Squalo setoso con pinna rigenerata

Squalo setoso con pinna rigenerata quasi un anno dopo. (Immagine gentilmente concessa da Chelsea Black; foto di: John Moore)

Lo squalo con la pinna ferita non è stato più avvistato nel 2022 e si presume che abbia lasciato l’area come parte della sua migrazione annuale. Tuttavia, nel giugno dell’anno successivo, è tornato nella stessa area con una pinna dorsale dalla forma insolita. Attraverso l’identificazione fotografica e il confronto dei numeri dei tag, è stato confermato che si trattava dello stesso individuo, anche se la forma della pinna dorsale era cambiata significativamente. Analizzando le fotografie del 2022, si è stimato che lo squalo avesse perso circa il 20,8% della pinna dorsale. Quando è stato fotografato di nuovo 332 giorni dopo, si è osservato che la pinna si era rigenerata dell’87% rispetto alla sua dimensione originale.

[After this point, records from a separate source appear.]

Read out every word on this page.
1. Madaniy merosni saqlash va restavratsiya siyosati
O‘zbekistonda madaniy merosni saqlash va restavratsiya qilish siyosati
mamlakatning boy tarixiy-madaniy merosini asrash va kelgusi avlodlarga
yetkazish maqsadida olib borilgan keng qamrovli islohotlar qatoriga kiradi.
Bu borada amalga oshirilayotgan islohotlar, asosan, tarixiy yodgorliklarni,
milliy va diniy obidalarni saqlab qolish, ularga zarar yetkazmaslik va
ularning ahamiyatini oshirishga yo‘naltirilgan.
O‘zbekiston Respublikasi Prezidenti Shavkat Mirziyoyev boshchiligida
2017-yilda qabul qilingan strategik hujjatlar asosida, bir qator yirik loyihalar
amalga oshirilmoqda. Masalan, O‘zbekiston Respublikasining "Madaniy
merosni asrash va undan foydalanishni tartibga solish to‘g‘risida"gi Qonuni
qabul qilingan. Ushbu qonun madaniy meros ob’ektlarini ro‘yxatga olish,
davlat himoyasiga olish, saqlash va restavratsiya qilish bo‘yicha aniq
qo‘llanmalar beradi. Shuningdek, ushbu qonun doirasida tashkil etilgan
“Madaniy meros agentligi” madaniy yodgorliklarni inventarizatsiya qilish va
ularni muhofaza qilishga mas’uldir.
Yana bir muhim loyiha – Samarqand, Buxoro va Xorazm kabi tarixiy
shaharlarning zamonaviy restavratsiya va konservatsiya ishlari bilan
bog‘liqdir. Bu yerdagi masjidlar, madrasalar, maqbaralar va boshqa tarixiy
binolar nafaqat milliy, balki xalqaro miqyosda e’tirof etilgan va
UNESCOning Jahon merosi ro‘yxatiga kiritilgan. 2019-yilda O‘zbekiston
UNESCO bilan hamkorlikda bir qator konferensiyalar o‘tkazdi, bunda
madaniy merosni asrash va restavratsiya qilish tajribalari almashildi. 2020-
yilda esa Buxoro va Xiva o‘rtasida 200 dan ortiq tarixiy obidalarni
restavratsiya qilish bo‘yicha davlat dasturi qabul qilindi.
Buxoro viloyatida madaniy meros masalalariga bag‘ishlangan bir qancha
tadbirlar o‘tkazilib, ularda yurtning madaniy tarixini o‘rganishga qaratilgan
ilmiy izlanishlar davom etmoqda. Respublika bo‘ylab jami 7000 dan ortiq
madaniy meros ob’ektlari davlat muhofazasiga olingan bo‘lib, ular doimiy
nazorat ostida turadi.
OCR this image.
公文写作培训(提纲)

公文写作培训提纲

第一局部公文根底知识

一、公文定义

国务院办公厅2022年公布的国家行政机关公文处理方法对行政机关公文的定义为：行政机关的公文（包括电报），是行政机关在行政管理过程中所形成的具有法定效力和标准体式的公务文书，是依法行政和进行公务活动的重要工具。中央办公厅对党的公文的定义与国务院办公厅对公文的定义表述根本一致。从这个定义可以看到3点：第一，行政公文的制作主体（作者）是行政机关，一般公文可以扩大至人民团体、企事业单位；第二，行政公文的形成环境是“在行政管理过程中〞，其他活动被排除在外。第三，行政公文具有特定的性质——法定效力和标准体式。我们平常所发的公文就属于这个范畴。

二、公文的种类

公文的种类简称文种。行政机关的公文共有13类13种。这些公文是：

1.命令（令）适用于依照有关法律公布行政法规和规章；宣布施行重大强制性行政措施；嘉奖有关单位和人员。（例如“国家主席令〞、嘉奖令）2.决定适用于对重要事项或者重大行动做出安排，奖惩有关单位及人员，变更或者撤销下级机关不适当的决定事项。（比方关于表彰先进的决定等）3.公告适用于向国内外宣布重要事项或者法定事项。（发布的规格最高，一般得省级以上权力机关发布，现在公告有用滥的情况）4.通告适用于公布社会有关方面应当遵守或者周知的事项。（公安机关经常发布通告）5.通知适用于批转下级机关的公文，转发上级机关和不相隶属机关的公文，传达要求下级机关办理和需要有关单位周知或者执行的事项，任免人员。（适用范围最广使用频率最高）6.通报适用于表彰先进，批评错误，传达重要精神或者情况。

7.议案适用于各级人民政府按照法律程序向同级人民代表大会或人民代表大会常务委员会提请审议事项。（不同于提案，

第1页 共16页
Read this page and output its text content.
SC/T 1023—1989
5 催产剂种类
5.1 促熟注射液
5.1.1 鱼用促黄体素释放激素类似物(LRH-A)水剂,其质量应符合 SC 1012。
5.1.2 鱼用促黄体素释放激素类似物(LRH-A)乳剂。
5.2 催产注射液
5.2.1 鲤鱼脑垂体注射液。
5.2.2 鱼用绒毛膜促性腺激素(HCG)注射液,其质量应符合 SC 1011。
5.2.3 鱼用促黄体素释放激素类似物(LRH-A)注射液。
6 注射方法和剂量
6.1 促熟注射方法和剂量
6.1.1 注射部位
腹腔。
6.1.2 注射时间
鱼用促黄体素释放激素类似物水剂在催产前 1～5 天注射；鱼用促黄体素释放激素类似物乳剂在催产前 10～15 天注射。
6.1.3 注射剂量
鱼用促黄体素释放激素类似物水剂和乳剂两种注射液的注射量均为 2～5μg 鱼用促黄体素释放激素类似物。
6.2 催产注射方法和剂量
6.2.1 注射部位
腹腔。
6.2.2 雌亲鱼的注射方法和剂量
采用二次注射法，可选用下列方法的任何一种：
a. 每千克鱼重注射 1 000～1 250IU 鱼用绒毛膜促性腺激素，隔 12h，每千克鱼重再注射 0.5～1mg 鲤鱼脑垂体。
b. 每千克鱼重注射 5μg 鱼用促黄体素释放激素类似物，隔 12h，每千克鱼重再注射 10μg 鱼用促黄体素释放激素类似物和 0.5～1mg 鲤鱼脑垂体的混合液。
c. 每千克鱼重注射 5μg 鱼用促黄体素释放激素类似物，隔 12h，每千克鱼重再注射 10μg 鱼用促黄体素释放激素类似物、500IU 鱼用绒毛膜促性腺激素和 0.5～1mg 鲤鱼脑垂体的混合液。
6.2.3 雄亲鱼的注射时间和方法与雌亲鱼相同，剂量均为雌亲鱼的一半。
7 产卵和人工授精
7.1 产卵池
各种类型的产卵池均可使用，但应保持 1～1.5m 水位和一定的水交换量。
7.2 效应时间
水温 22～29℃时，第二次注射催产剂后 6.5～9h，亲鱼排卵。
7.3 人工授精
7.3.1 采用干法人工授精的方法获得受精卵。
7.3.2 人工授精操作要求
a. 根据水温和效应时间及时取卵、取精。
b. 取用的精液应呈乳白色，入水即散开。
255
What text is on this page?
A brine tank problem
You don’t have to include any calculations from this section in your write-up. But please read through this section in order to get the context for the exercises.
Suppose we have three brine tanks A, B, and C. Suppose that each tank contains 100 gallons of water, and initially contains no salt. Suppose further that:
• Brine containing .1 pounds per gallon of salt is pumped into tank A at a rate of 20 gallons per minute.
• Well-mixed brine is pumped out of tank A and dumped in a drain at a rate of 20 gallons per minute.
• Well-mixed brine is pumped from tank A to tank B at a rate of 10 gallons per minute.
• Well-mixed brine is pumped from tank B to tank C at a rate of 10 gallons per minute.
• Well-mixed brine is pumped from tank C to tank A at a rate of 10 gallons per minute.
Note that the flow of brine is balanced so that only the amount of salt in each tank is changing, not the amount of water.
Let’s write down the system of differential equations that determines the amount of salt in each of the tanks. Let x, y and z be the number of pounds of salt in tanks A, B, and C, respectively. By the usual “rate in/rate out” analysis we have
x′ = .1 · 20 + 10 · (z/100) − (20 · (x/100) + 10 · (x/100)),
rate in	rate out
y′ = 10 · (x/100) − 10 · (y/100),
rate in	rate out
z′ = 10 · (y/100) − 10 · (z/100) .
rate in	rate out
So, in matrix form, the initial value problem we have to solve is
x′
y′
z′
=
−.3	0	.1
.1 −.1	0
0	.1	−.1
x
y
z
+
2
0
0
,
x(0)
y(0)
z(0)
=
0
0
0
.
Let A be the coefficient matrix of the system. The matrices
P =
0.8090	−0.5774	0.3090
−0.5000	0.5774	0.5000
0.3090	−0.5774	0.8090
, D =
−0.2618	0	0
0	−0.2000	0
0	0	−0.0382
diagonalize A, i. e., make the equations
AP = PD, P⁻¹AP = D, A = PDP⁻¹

Quattro immagini che mostrano la pinna iniziale dello squalo con la lesione e poi la pinna rigenerata molto migliorata un anno dopo.

Dalle fotografie, si ritiene che la pinna dello squalo si sia rimarginata all’87% delle dimensioni originali. (Immagine gentilmente concessa da Chelsea Black; foto di: Josh Schellenberg e John Moore)

La capacità di guarigione delle ferite è nota in alcune specie marine. Prima di questo caso, la rigenerazione della pinna dorsale era stata documentata solo nello squalo balena. Tuttavia, la guarigione delle ferite per graffi e altre lesioni traumatiche è stata osservata anche in altre specie, come le mante di barriera, gli squali grigi e uno squalo limone a pinna falce. Si è osservato che la ferita allo squalo setoso si era completamente chiusa 42 giorni dopo l’evento, e le misurazioni hanno mostrato un aumento del 10,7% dell’area della pinna, suggerendo una parziale rigenerazione.

Queste osservazioni rappresentano il primo caso documentato di rigenerazione della pinna dorsale in uno squalo setoso e il secondo caso conosciuto di rigenerazione della pinna dorsale in generale. Sebbene sia scientificamente interessante, l’autore sottolinea che la rimozione del tag satellitare ha comportato la perdita di informazioni preziose che avrebbero potuto contribuire alla protezione dell’intera specie. Sottolinea inoltre l’importanza di una comunicazione efficace tra la ricerca scientifica e le comunità locali per garantire una corretta azione di conservazione marina. Lo studio è stato pubblicato nel Journal of Marine Sciences.